The Dalits cannot team up with the Samajwadi Party, because it champions the OBCs, who are their new oppressors; the BJP is identified with an upper-caste, urban population and with traders; and they do not yet perceive the Congress, the original party of the Dalits, as a game-changer. The Congress, meanwhile, is making an all-out effort to woo the Dalits to Rahul Gandhi’s camp, even as he spends countless hours among them; and if the Dalits see the Congress reemerging in the state, they might tilt towards it.
Brahmins are dicey customers, although Mayawati is banking on their support yet again and is leaving no stone unturned to retain them. The Brahmins, who comprise eight percent of the state’s electorate, traditionally voted for the Congress and the BJP, but tilted towards the BSP and, to an extent, the Samajwadi Party as both national giants began losing ground in the state. Brahmins—like all landed and economically sound communities in UP—gravitate to parties that have a good chance of forming the government. Despite their new affiliations, their preference would still be the BJP or the Congress if either matched the BSP or the Samajwadi Party. In effect, if in 2007 securing the support of the Brahmins was an opportunity Mayawati grabbed in the 2007 assembly elections, retaining them in 2012 will be a challenge. But they are still her steady hope.

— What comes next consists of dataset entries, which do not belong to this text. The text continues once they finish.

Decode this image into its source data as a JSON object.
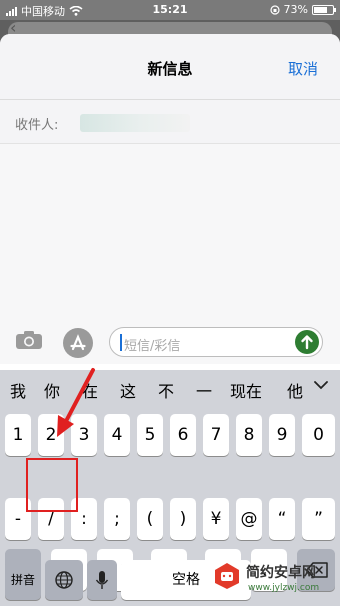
{
  "status": {
    "carrier": "中国移动",
    "time": "15:21",
    "battery": "73%"
  },
  "nav": {
    "title": "新信息",
    "cancel": "取消"
  },
  "recipient": {
    "label": "收件人:"
  },
  "compose": {
    "placeholder": "短信/彩信"
  },
  "candidates": [
    "我",
    "你",
    "在",
    "这",
    "不",
    "一",
    "现在",
    "他"
  ],
  "keys": {
    "row1": [
      "1",
      "2",
      "3",
      "4",
      "5",
      "6",
      "7",
      "8",
      "9",
      "0"
    ],
    "row2": [
      "-",
      "/",
      ":",
      ";",
      "(",
      ")",
      "¥",
      "@",
      "“",
      "”"
    ],
    "row3_left": "#+=",
    "row3": [
      "。",
      ",",
      "?",
      "!",
      "、"
    ],
    "pinyin": "拼音",
    "space": "空格"
  },
  "watermark": {
    "name": "简约安卓网",
    "url": "www.jylzwj.com"
  },
  "colors": {
    "accent": "#1a6fd6",
    "send": "#2e7d32",
    "highlight": "#e02020"
  }
}
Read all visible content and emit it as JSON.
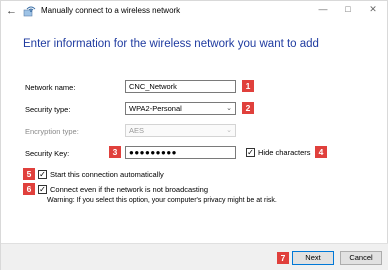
{
  "window": {
    "title": "Manually connect to a wireless network",
    "back_icon": "back-arrow-icon",
    "wifi_icon": "wifi-network-icon",
    "controls": [
      "minimize-icon",
      "maximize-icon",
      "close-icon"
    ]
  },
  "heading": "Enter information for the wireless network you want to add",
  "form": {
    "network_name": {
      "label": "Network name:",
      "value": "CNC_Network",
      "badge": "1"
    },
    "security_type": {
      "label": "Security type:",
      "value": "WPA2-Personal",
      "badge": "2"
    },
    "encryption_type": {
      "label": "Encryption type:",
      "value": "AES"
    },
    "security_key": {
      "label": "Security Key:",
      "value": "●●●●●●●●●",
      "badge": "3"
    },
    "hide_characters": {
      "label": "Hide characters",
      "checked": true,
      "badge": "4"
    },
    "start_automatically": {
      "label": "Start this connection automatically",
      "checked": true,
      "badge": "5"
    },
    "connect_not_broadcasting": {
      "label": "Connect even if the network is not broadcasting",
      "checked": true,
      "badge": "6"
    },
    "warning": "Warning: If you select this option, your computer's privacy might be at risk."
  },
  "footer": {
    "badge": "7",
    "next_label": "Next",
    "cancel_label": "Cancel"
  },
  "colors": {
    "heading": "#1f3ba0",
    "badge": "#e0403c",
    "primary_border": "#0078d7"
  }
}
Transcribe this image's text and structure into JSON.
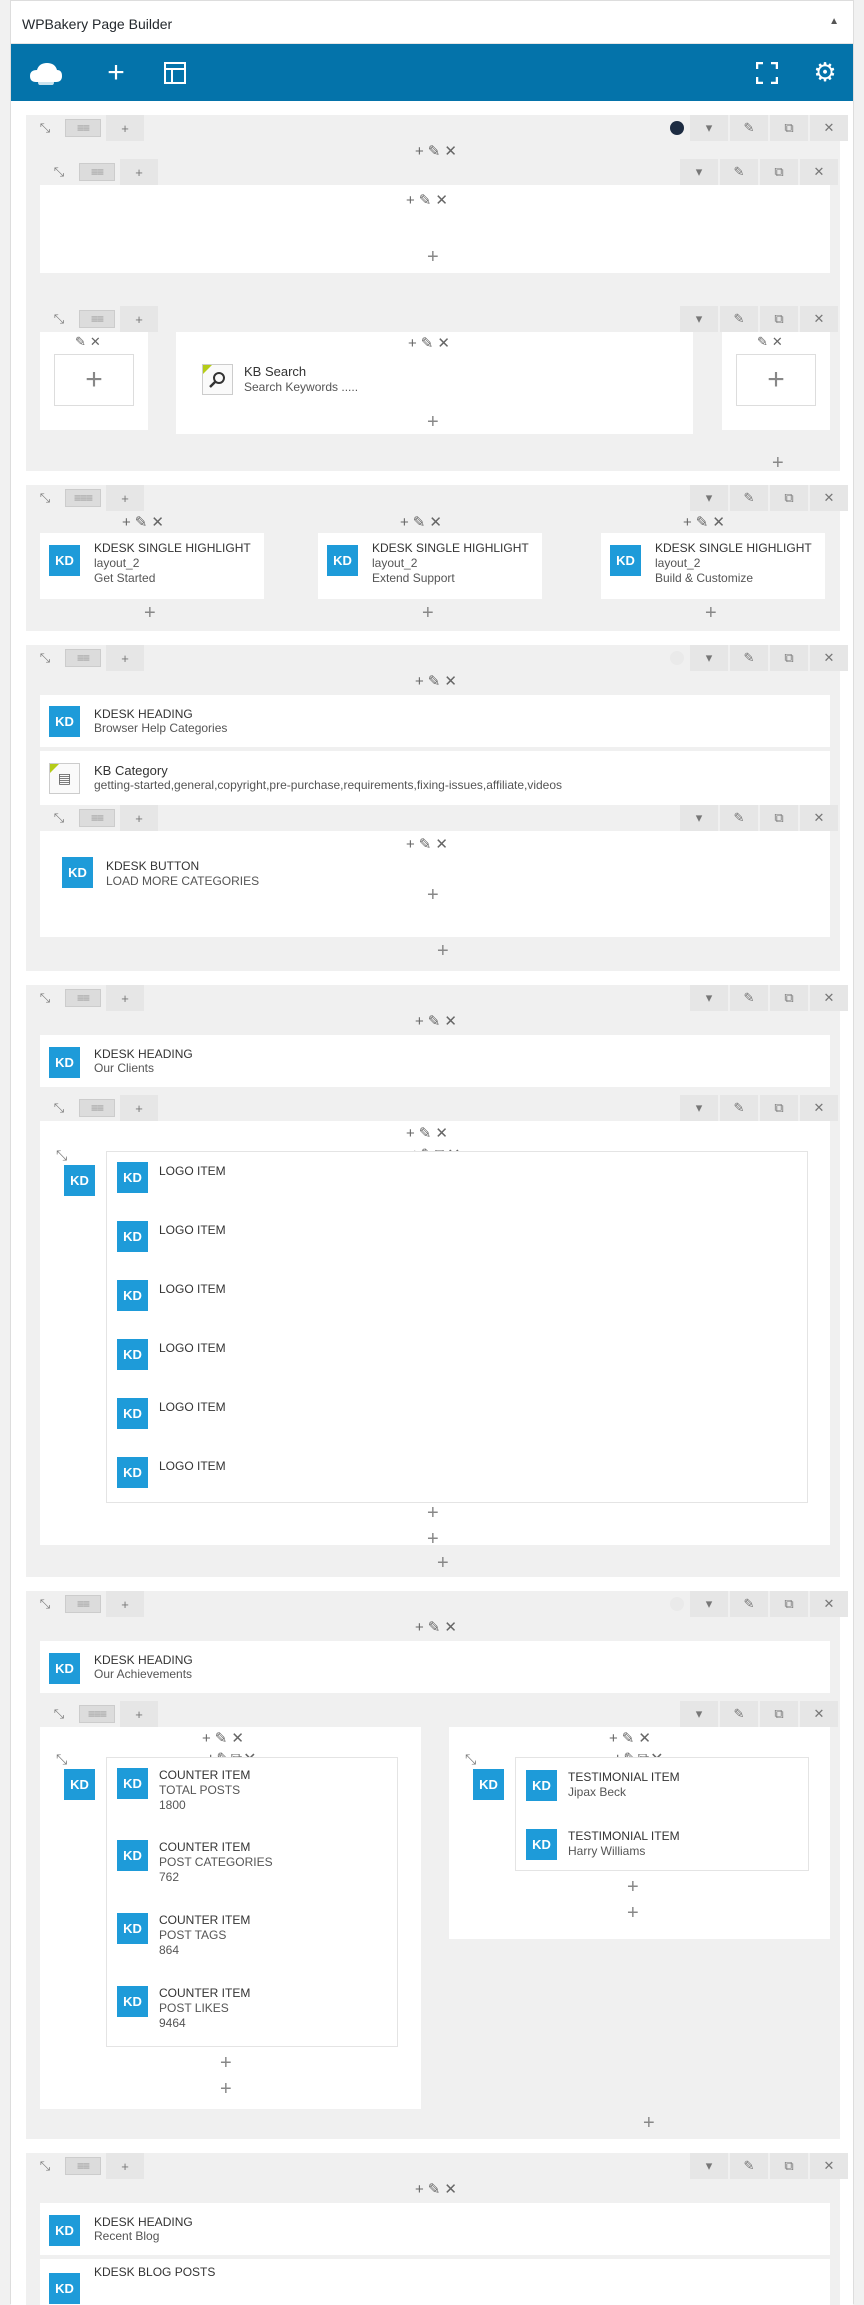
{
  "title": "WPBakery Page Builder",
  "add": "+",
  "edit": "✎",
  "del": "✕",
  "clone": "⧉",
  "caret": "▾",
  "kd": "KD",
  "nested_controls": "+✎⧉✕",
  "colors": {
    "topbar": "#0473aa",
    "kd_badge": "#1e9bd9",
    "row_bg": "#f0f0f0"
  },
  "icons": [
    "cloud-icon",
    "plus-icon",
    "layout-icon",
    "fullscreen-icon",
    "gear-icon",
    "expand-icon",
    "drag-handle-icon",
    "pencil-icon",
    "close-icon",
    "clone-icon",
    "chevron-down-icon",
    "search-icon",
    "grid-icon"
  ],
  "search": {
    "name": "KB Search",
    "sub": "Search Keywords ....."
  },
  "highlights": [
    {
      "name": "KDESK SINGLE HIGHLIGHT",
      "layout": "layout_2",
      "sub": "Get Started"
    },
    {
      "name": "KDESK SINGLE HIGHLIGHT",
      "layout": "layout_2",
      "sub": "Extend Support"
    },
    {
      "name": "KDESK SINGLE HIGHLIGHT",
      "layout": "layout_2",
      "sub": "Build & Customize"
    }
  ],
  "help_heading": {
    "name": "KDESK HEADING",
    "sub": "Browser Help Categories"
  },
  "kb_category": {
    "name": "KB Category",
    "sub": "getting-started,general,copyright,pre-purchase,requirements,fixing-issues,affiliate,videos"
  },
  "button": {
    "name": "KDESK BUTTON",
    "sub": "LOAD MORE CATEGORIES"
  },
  "clients_heading": {
    "name": "KDESK HEADING",
    "sub": "Our Clients"
  },
  "logo_label": "LOGO ITEM",
  "achievements_heading": {
    "name": "KDESK HEADING",
    "sub": "Our Achievements"
  },
  "counters": [
    {
      "name": "COUNTER ITEM",
      "label": "TOTAL POSTS",
      "value": "1800"
    },
    {
      "name": "COUNTER ITEM",
      "label": "POST CATEGORIES",
      "value": "762"
    },
    {
      "name": "COUNTER ITEM",
      "label": "POST TAGS",
      "value": "864"
    },
    {
      "name": "COUNTER ITEM",
      "label": "POST LIKES",
      "value": "9464"
    }
  ],
  "testimonials": [
    {
      "name": "TESTIMONIAL ITEM",
      "sub": "Jipax Beck"
    },
    {
      "name": "TESTIMONIAL ITEM",
      "sub": "Harry Williams"
    }
  ],
  "blog_heading": {
    "name": "KDESK HEADING",
    "sub": "Recent Blog"
  },
  "blog_posts": {
    "name": "KDESK BLOG POSTS"
  }
}
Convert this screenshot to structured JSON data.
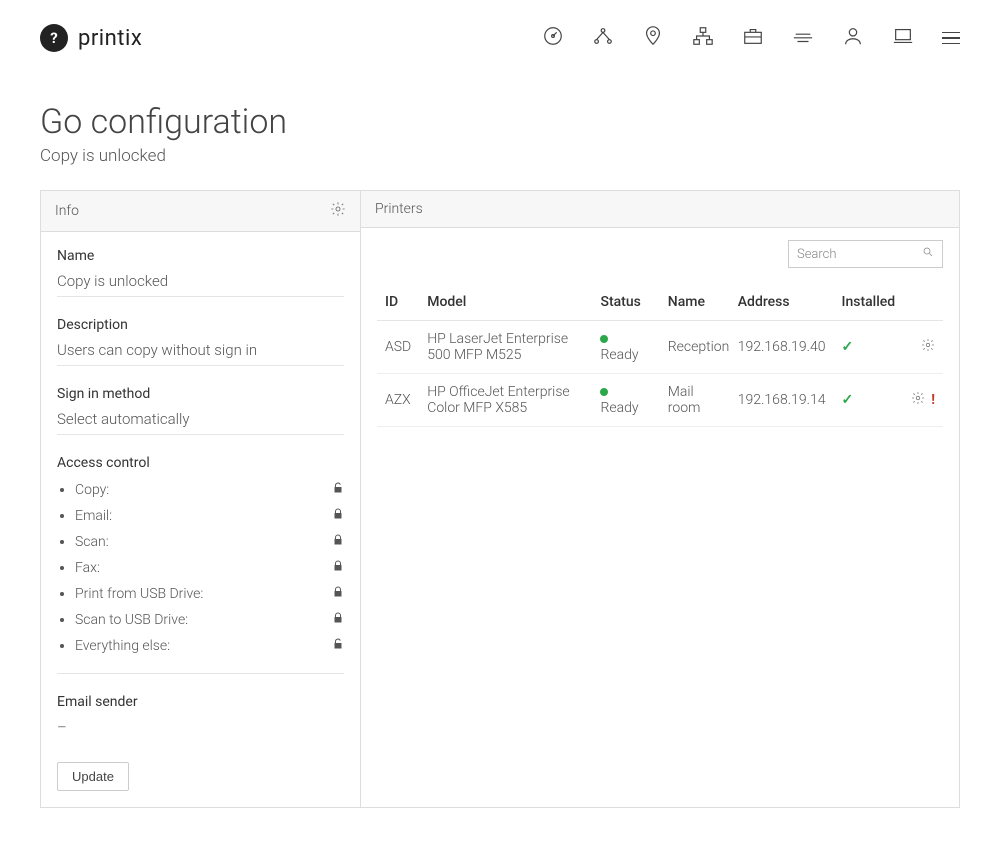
{
  "brand": {
    "name": "printix"
  },
  "nav": {
    "icons": [
      "dashboard",
      "share",
      "location",
      "sitemap",
      "briefcase",
      "queues",
      "user",
      "laptop",
      "menu"
    ]
  },
  "page": {
    "title": "Go configuration",
    "subtitle": "Copy is unlocked"
  },
  "info": {
    "panel_title": "Info",
    "name_label": "Name",
    "name_value": "Copy is unlocked",
    "description_label": "Description",
    "description_value": "Users can copy without sign in",
    "signin_label": "Sign in method",
    "signin_value": "Select automatically",
    "access_label": "Access control",
    "access_items": [
      {
        "label": "Copy:",
        "locked": false
      },
      {
        "label": "Email:",
        "locked": true
      },
      {
        "label": "Scan:",
        "locked": true
      },
      {
        "label": "Fax:",
        "locked": true
      },
      {
        "label": "Print from USB Drive:",
        "locked": true
      },
      {
        "label": "Scan to USB Drive:",
        "locked": true
      },
      {
        "label": "Everything else:",
        "locked": false
      }
    ],
    "email_sender_label": "Email sender",
    "email_sender_value": "–",
    "update_label": "Update"
  },
  "printers": {
    "panel_title": "Printers",
    "search_placeholder": "Search",
    "columns": {
      "id": "ID",
      "model": "Model",
      "status": "Status",
      "name": "Name",
      "address": "Address",
      "installed": "Installed"
    },
    "rows": [
      {
        "id": "ASD",
        "model": "HP LaserJet Enterprise 500 MFP M525",
        "status": "Ready",
        "name": "Reception",
        "address": "192.168.19.40",
        "installed": true,
        "warning": false
      },
      {
        "id": "AZX",
        "model": "HP OfficeJet Enterprise Color MFP X585",
        "status": "Ready",
        "name": "Mail room",
        "address": "192.168.19.14",
        "installed": true,
        "warning": true
      }
    ]
  }
}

The third and toughest constituency that the BSP chief is desperately trying to persuade is the Muslim one. For Mayawati, the Muslim voter can be a game-changer: Muslims and Dalits together comprise a mindboggling 40 percent of the state’s electorate. But Muslims are an important community also for the Samajwadi Party, which has had their loyalty since the early 2000s. Following the party’s opportunistic alliances, however—including one in 2009 with Kalyan Singh, the former BJP chief minister under whose rule the Babri Masjid was demolished in 1992—Muslims have been drifting away. For the Congress, too, the Muslim vote could be crucial—it had Muslim support up to the Babri Masjid demolition. And, then, there are regional outfits like the Peace Party who are out to take a slice of the Muslim cake. A consolidated Muslim vote is an uphill task for all parties, not just the BSP.
Clearly, Mayawati’s ‘foreign’ forays have sent her home and into a huddle. If only she had dreamt of Nitish Kumar.